In a statement, Turkish Defence Minister Nurettin Canikli said, “The Hisar project, which was developed using national facilities, provided 100% success in the tests.”
The HİSAR-A is powered by a dual-stage rocket motor, providing a maximum engagement range of 15 km. Its guidance suite comprises of a data-link-fed mid-course system coupled with an imaging infrared (IIR) terminal-stage seeker. The longer-ranged – i.e. 25 km – HİSAR-O uses the same suite.
The HİSAR-series is analogous in purpose and capability to the Denel Umkhonto-series and Diehl BGT IRIS-T SL. Turkey will use the HİSAR-A/O SAM along with the Korkut self-propelled anti-air gun (SPAAG) system for low-level anti-air warfare (AAW) coverage.

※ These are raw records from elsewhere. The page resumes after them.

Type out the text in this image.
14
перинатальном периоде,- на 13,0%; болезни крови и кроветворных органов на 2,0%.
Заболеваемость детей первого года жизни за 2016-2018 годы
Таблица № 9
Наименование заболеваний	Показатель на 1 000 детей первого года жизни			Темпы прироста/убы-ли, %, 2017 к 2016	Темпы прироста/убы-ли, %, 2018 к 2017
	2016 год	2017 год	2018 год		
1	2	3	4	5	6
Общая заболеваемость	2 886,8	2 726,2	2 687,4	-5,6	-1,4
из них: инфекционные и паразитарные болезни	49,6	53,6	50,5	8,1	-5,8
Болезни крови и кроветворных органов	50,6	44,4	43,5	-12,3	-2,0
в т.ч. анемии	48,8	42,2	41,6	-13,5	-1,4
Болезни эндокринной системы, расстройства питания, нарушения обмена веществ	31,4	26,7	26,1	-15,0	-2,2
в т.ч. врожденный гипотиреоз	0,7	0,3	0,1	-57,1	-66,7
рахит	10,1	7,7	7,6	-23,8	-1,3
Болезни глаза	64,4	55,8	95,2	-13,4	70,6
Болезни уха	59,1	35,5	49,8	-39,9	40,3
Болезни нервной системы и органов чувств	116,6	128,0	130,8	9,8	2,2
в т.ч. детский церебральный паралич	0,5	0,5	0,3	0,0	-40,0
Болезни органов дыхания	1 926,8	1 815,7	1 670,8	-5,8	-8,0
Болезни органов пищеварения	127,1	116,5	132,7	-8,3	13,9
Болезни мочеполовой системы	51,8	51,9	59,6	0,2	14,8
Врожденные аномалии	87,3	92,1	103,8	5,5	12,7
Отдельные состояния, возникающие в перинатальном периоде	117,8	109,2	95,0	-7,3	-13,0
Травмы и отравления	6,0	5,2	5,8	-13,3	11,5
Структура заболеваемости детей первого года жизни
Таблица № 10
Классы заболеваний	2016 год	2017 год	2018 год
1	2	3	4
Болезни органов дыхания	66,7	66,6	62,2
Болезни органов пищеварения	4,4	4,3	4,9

The HİSAR will also accompany the Aselsan Korkut with the Turkish Army’s armour formations using a modified tracked infantry fighting vehicle platform built by FNSS Savunma Sistemleri A.Ş. (i.e. ACV-30).
The ACV-30 is expected to carry HİSAR SAMs along with Aselsan’s Mobile Search Radar (MSR), an X-band active-electronically scanned array (AESA) radar with an instrumented range of 70 km.
Development of the HİSAR began in 2011, with the Turkish Undersecretariat for Defence Industries (SSM) contracting Aselsan to develop the radar, command-and-control and fire-control systems, while having Roketsan develop the missile and its propulsion system.
The SSM awarded Aselsan a $413.27 million US contract to supply short-range air defence systems – likely including the HİSAR-A and Korkut – to the Turkish Armed Forces. Its deliveries are expected to begin in 2019 and conclude in 2022.